Por eso tenemos que amarnos desesperadamente, como si cada día que pasamos juntos pudiera ser el último. Salvo el amor, cualquier negocio de este mundo puede ser aplazado para mañana.
Nada nos hace tan sabios como el dolor. Hay una lucidez en la experiencia del dolor que no se puede conquistar de otra manera que sufriendo. De hecho, si no olvidáramos nuestra experiencia del dolor, creo que seríamos eternamente sabios, y que ya nada nos heriría; por desgracia, incluso la sabiduría del dolor se olvida, y de nuevo recaemos en nuestras viejas costumbres imperfectas.
[...]
RICARDO MENÉNDEZ SALMÓN, El corrector, Seix Barral, Barcelona, febrero de 2009, pp. 132-133.

6 comments:

julián dijo...

Un hilo, el amor y el sufrimiento, la lucidez, la sabiduría...
Estupenda sugerencia de lectura que se agradece.

Unknown dijo...

Habéis visto el nuevo corto de Nacho Vigalondo, "Las Marisas"? Qué os ha parecido? Por cierto, me gustaría saber el nombre del corto que nos pusiste una vez en clase (creo que en 4º) sobre una chica drogadicta, su madre y una olla express...Gracias, espero que todo vaya bien. Un saludo!

Francisco dijo...

Alba:

Te refieres a Expres de Daniel Sánchez Arévalo.

Está disponible aquí:

http://www.youtube.com/watch?v=pok3No5PXnQ

Creo que lo incluye el DVD de Azuloscurocasinegro.

Además estaba en una de las recopilaciones de FNAC.

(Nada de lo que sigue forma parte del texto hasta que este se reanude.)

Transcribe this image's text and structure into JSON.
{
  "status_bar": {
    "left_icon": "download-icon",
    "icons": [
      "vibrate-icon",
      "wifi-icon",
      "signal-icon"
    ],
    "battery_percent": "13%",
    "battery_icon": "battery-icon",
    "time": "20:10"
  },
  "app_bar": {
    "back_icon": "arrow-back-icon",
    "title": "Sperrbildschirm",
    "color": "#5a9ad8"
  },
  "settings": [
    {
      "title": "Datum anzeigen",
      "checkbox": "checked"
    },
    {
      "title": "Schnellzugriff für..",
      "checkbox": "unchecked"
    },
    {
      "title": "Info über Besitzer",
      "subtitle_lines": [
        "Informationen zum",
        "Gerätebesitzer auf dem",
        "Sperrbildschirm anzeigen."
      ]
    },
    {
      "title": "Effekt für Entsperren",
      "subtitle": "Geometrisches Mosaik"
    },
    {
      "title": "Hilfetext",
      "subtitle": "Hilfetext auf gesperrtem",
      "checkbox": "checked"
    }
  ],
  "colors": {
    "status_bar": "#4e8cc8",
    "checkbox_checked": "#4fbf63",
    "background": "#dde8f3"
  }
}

Lo pongo a tu disposición.

Un abrazo a quien estudia tanto.

¿Cómo les va a Natalia, Marina, José Ramón y tantos otros?

Unknown dijo...

Ayer por la tarde acabé de leerlo, y realmente me ha gustado mucho, especialmente las reflexiones que se hacen en él.

En mi clase también ha tenido éxito: les enseñé el fragmento a varios compañeros y les gustó, y ahora el libro se encuentra ya en poder de otra amiga a la que le resultó interesante el argumento (quizás también su brevedad).

Saludos.

Francisco dijo...

De RMS, quizás no quepa esperar historias de trata elaborada o tensiones narrativas; sin embargo, es un maestro en el empleo del tono sentencioso, la frase lapidaria.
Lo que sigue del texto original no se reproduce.